QuantumProvenanceData

class lsst.daf.butler.QuantumProvenanceData(predicted_inputs: Set[Union[int, uuid.UUID]], available_inputs: Set[Union[int, uuid.UUID]], actual_inputs: Set[Union[int, uuid.UUID]], predicted_outputs: Set[Union[int, uuid.UUID]], actual_outputs: Set[Union[int, uuid.UUID]], locations: Dict[str, Set[Union[int, uuid.UUID]]], records: Dict[str, List[lsst.daf.butler.core.storedFileInfo.StoredDatastoreItemInfo]])

Bases: object

A serializable struct for per-quantum provenance information and datastore records.

Notes

This class slightly duplicates information from the Quantum class itself (the predicted_inputs and predicted_outputs sets should have the same IDs present in Quantum.inputs and Quantum.outputs), but overall it assumes the original Quantum is also available to reconstruct the complete provenance (e.g. by associating dataset IDs with data IDs, dataset types, and RUN names.

Methods Summary

collect_and_transfer(butler, quanta, provenance) Transfer output datasets from multiple quanta to a more permantent Butler repository.
from_simple(simple, Any], universe, registry) Make an instance of this class from serialized data.
to_simple(minimal) Make representation of the provenance suitable for serialization.

Methods Documentation

static collect_and_transfer(butler: Butler, quanta: Iterable[Quantum], provenance: Iterable[QuantumProvenanceData]) → None

Transfer output datasets from multiple quanta to a more permantent Butler repository.

Parameters:
butler : Butler

Full butler representing the data repository to transfer datasets to.

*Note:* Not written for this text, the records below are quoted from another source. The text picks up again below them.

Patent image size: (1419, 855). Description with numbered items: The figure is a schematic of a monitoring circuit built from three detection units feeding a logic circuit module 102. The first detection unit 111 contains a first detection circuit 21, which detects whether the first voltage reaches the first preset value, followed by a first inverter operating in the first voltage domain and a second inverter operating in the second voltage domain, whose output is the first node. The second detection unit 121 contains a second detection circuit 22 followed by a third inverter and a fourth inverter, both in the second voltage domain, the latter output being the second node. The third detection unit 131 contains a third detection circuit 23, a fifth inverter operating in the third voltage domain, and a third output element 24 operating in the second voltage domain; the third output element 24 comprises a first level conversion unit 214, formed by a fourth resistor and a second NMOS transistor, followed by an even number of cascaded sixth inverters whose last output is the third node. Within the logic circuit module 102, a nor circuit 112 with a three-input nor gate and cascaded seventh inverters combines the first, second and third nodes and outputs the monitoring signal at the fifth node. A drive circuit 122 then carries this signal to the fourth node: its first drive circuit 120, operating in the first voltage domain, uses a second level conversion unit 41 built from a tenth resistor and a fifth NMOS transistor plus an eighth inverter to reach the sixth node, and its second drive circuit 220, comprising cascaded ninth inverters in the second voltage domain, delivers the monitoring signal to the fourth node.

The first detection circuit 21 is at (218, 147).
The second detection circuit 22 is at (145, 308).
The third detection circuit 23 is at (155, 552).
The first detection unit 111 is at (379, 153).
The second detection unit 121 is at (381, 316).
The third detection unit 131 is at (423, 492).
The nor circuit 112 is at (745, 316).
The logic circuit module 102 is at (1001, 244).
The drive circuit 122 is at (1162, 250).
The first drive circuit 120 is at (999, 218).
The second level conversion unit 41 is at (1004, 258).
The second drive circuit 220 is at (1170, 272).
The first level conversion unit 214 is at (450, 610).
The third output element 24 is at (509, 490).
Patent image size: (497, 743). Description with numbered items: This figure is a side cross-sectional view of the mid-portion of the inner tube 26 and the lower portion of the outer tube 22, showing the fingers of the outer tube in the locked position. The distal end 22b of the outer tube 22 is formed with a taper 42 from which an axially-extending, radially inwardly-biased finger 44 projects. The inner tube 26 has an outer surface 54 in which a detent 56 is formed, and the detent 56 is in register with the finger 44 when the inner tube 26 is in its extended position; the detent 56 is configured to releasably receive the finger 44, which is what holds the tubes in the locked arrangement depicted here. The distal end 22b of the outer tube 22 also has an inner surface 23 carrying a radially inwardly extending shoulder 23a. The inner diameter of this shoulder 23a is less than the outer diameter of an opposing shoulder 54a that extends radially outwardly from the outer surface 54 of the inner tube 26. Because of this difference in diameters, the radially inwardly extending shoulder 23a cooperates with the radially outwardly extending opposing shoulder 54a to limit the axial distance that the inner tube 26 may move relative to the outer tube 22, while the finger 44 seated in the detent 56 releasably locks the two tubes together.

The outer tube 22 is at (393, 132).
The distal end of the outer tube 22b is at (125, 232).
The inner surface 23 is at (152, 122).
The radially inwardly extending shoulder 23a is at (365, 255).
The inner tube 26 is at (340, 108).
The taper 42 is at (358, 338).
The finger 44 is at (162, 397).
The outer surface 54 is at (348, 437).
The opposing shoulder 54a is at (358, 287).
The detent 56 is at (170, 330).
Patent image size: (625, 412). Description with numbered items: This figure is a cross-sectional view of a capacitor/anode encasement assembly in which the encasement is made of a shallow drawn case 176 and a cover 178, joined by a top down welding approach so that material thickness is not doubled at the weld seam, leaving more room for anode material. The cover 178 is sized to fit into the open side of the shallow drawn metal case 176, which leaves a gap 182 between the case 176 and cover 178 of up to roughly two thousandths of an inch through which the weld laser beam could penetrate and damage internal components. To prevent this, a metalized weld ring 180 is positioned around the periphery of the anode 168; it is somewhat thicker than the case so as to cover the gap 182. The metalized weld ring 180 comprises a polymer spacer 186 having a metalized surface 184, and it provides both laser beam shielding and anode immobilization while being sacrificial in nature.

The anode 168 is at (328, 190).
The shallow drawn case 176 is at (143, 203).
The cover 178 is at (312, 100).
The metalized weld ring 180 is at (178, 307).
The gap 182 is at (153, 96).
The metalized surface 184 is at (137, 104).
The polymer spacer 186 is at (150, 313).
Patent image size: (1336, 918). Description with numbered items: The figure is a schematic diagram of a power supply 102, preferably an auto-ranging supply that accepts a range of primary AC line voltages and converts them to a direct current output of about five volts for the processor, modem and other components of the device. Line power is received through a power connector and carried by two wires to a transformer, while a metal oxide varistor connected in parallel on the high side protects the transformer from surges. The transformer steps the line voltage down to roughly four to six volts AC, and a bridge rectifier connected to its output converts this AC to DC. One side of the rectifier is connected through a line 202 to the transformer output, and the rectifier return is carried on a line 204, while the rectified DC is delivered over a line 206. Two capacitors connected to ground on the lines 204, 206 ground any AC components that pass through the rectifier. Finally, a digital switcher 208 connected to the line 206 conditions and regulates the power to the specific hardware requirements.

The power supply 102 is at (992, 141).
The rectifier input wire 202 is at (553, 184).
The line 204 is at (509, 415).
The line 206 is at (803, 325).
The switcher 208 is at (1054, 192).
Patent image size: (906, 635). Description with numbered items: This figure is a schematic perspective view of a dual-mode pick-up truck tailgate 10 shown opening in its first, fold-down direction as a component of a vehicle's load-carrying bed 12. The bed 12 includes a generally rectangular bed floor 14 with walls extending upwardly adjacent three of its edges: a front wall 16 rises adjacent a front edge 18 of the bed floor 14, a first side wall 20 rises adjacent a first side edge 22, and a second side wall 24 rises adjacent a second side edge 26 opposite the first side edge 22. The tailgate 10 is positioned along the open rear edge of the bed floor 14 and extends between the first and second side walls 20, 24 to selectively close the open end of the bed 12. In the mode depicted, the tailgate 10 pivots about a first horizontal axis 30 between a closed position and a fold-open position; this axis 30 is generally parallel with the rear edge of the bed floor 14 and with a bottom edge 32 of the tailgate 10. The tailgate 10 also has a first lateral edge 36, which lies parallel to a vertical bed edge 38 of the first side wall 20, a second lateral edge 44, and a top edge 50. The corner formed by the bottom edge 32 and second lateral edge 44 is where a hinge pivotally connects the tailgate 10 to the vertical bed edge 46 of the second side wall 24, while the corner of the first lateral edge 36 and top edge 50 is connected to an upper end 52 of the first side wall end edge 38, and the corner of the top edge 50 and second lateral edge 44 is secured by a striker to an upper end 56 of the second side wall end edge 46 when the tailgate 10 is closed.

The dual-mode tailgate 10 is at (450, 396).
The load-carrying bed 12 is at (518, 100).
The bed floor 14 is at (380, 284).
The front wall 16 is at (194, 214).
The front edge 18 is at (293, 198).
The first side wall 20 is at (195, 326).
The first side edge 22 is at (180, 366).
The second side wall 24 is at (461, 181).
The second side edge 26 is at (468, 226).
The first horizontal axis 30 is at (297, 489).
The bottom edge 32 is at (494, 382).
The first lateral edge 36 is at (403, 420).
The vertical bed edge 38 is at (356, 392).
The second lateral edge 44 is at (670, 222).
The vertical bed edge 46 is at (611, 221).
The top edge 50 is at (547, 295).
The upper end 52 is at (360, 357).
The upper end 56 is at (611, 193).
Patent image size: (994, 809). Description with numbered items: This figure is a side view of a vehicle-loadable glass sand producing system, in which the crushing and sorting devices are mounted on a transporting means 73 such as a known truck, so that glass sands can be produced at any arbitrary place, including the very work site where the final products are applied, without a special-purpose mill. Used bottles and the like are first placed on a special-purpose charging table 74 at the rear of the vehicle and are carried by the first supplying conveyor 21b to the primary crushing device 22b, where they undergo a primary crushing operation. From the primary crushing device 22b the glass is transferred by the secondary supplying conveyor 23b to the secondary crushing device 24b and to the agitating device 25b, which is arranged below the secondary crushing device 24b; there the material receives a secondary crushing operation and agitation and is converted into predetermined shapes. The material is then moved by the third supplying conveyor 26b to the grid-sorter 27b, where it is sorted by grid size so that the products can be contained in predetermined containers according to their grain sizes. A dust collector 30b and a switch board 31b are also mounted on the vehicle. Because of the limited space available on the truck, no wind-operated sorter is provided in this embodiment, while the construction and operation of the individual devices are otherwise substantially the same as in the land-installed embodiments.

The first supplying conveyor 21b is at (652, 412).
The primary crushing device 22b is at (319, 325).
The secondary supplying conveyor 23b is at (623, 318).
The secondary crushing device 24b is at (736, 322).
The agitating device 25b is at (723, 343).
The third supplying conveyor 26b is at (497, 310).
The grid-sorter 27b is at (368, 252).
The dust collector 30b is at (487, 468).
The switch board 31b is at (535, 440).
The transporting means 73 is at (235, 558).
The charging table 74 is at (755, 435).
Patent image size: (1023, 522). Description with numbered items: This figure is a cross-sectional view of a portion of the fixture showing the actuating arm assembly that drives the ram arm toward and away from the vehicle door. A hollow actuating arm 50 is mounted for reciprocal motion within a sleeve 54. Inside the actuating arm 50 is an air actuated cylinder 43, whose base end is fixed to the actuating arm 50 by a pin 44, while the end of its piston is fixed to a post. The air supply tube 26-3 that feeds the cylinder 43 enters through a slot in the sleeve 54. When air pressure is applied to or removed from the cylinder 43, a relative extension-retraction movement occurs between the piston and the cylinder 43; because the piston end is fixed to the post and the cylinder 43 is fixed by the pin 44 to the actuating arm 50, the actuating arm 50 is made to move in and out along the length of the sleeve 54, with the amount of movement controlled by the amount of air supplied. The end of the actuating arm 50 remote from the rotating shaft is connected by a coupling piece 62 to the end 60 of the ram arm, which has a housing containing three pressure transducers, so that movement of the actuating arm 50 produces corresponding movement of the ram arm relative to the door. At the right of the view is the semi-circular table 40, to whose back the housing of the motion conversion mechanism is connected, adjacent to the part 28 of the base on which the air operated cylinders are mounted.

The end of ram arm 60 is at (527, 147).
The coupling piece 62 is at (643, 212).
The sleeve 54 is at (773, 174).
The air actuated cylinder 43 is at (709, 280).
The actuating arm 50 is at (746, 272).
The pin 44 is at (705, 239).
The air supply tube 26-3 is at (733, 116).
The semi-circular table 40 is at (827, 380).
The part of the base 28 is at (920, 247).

quanta : Iterable [ Quantum ]

Iterable of Quantum objects that carry information about predicted outputs. May be a single-pass iterator.

provenance : Iterable [ QuantumProvenanceData ]

Provenance and datastore data for each of the given quanta, in the same order. May be a single-pass iterator.

Notes

Input-output provenance data is not actually transferred yet, because Registry has no place to store it.

This method probably works most efficiently if run on all quanta for a single task label at once, because this will gather all datasets of a particular type together into a single vectorized Registry import. It should still behave correctly if run on smaller groups of quanta or even quanta from multiple tasks.

Currently this method transfers datastore record data unchanged, with no possibility of actually moving (e.g.) files. Datastores that are present only in execution or only in the more permanent butler are ignored.

classmethod from_simple(simple: Dict[str, Any], universe: Optional[DimensionUniverse] = None, registry: Optional[Registry] = None) → QuantumProvenanceData

Make an instance of this class from serialized data.

Implements SupportsSimple protocol.

Parameters:
data : dict

Serialized representation returned from to_simple method.

universe : DimensionUniverse, optional

Dimension universe, not used by this method.

registry : Registry, optional

Registry instance, not used by this method.

Returns:
provenance : QuantumProvenanceData

De-serialized instance of QuantumProvenanceData.

to_simple(minimal: bool = False) → Dict[str, Any]

Make representation of the provenance suitable for serialization.

Implements SupportsSimple protocol.

Parameters:
minimal : bool, optional

If True produce minimal representation, not used by this method.

Returns:
simple : dict

Representation of this instance as a simple dictionary.